Не в силах видеть её горя, я сказал, что готов пойти и спросить реб Айзеля, в чём причина его отказа у неё обедать. Ей это понравилось:
"Пойди, пойди, дитя моё!..."
Я пошёл и спросил, отчего он огорчает дочь реб Лейзера, отказываясь прийти к ней обедать.
Раби мне спокойно ответил:
«Она-таки дочь святых родителей и очень умная и набожная женщина, но я ни к кому не хожу обедать. Там, где я остановился, там и ем».
«Но если женщина, - сказал я, - так переживает, что вы не приходите, и даже плачет..."
«Женщины, моё дитя, имеют большую силу. С помощью слёз они правят мужчинами. Она таки плачет? Ну, так скажи своей тётушке, чтобы не плакала. Я к ней завтра приду на ужин».
Я это передал тётушке, и она была вне себя от счастья. Сам великий реб Айзель, слонимский раввин, к ней пожалует!
Ещё раньше, до письма моей жены, тётя послала письмо одному нашему родственнику, спрашивая, не найдётся ли для меня какой-то должности. И как раз пришёл ответ. Родственник писал, что ему нужен бухгалтер, и спрашивал, знаком ли я с бухгалтерией. Если да, то чтобы сразу приехал. Также месяца через три ему понадобится делопроизводитель, по случаю отъезда его делопроизводителя.
Читая письмо, я понял, что никакой должности мне не получить, что надо перестать об этом думать. Если я на что-то годился – так это быть арендатором в поместье. Но аренда стоит приличных денег. Итак – корчма или маслобойня – и быть до смерти ешувником в деревне.
Короче, еду домой. А тёте пришло в голову, чтобы я поехал в Варшаву. Варшава - большой город. Там у нас есть дядя, брат деда, реб Лейзера, некто реб Йоше Сегаль, человек известный и добрый. Меня он конечно устроит. Есть у нас там и другие родственники.
«Такая семья – не сглазить бы – такое родство, - говорила тётя, - мой совет, Хацкель, - надо ехать туда.
Я ответил, что раньше я должен вернуться домой, к жене, и с ней посоветоваться.
«Конечно, конечно, поезжай, посоветуйся с женой», - согласилась тётя.
Ей не хотелось, чтобы я брал для поездки домой извозчика.
«Ты поедешь на почтовых, Хацкель. На почтовых ездят богачи, это легче».
Так и было. Она разыскала одного подрядчика, и мы поехали вместе. Заплатили по двенадцать рублей с человека. Через сутки прибыли в Бриск. Тётя, понятно, дала мне в дорогу всяких хороших вещей, и эта поездка в Бриск против поездки из Бриска в Белосток, была для меня как рай против ада, как их описывали мои меламеды. И это таки был рай. В одном только смысле мне сейчас было гораздо труднее. В поездке с извозчиком у меня было много сладких надежд на то, чтобы учиться и выучиться, а сейчас я еду без надежд, а на сердце – мрачно и пусто, как осенью в поле.

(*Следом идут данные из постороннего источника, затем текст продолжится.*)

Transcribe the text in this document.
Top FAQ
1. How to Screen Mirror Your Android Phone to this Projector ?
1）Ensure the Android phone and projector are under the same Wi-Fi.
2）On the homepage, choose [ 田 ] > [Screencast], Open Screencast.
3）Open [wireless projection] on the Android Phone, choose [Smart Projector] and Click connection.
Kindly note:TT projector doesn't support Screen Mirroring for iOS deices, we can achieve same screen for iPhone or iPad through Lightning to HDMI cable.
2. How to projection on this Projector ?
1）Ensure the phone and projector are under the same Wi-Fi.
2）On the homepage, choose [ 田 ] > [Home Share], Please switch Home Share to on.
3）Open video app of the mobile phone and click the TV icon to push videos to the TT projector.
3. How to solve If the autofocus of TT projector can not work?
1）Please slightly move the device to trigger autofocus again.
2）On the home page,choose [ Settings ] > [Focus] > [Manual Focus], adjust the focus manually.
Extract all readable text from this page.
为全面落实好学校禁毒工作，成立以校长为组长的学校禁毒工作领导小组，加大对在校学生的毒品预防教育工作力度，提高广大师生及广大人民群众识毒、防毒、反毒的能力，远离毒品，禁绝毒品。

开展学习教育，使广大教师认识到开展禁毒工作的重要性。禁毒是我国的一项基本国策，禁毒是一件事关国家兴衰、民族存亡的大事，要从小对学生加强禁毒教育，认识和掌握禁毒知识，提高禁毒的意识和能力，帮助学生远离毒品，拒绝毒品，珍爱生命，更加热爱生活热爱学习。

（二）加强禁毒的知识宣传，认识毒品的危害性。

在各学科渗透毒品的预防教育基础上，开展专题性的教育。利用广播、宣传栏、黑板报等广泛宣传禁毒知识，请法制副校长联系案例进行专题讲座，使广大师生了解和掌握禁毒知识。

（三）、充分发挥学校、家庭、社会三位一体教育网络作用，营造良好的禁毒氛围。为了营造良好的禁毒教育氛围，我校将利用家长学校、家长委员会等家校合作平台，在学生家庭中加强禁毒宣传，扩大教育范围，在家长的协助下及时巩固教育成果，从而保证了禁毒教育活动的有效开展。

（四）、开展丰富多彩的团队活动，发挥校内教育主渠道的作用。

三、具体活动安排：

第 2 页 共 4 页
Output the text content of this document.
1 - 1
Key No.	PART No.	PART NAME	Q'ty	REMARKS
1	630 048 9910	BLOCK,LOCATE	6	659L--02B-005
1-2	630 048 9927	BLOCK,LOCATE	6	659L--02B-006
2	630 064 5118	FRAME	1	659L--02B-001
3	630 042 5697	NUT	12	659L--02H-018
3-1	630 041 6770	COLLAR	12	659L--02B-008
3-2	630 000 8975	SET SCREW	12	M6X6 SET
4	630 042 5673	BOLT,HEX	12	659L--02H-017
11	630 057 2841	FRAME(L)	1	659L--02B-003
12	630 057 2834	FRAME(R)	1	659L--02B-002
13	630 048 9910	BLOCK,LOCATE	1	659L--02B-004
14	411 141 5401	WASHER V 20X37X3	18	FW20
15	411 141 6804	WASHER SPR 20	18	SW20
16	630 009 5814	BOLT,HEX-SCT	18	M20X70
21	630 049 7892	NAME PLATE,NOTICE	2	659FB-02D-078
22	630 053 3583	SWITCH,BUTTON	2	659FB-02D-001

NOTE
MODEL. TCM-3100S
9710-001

Приехал я в Вахновичи в двенадцать ночи. Постучал в дверь. Спальня отца была ближе к двери. Услышав мой голос, отец не хотел идти открывать, и поскольку я продолжал стучать, он разбудил мою сестру и попросил её разбудить мою жену – чтобы жена открыла. Я всё это слышал из-за двери, и мне это причинило какую-то странную боль.
Жена мне открыла дверь и тут же так горько разрыдалась, что я совсем испугался. Рыдала она вдвойне: и потому, что меня не было, и потому, что она меня увидела первой. Плач от горя и плач от радости.
Чтобы прекратить её слёзы, я ей стал рассказывать, как тёткин свёкор «обманул» меня в Бриске, сказав, что как только я приеду, она меня пристроит к делу, в действительности же она сказала, что просто хотела меня видеть. Ей некогда уезжать из дому, и поэтому она хотела, чтобы я приехал к ней. Она мне оплатит расход. Так кончилась моя поездка. После того, как моя жена немного успокоилась, я ей рассказал, что тётя советует мне поехать в Варшаву. Есть там у нас большая, родовитая семья, которая мне поможет, и я там устроюсь, и т.п.
Так я говорил с женой.
Отец, очень довольный тем, что я оставил безбожный город, относился ко мне лучше. Как видно, он решил вести себя со мной по-другому. До сих пор он держался от меня подальше, а теперь понял, что от этого нет никакой пользы. И он пошёл навстречу – совсем другой тон, совсем другое выражение лица – дружелюбнее, теплее, сердечнее.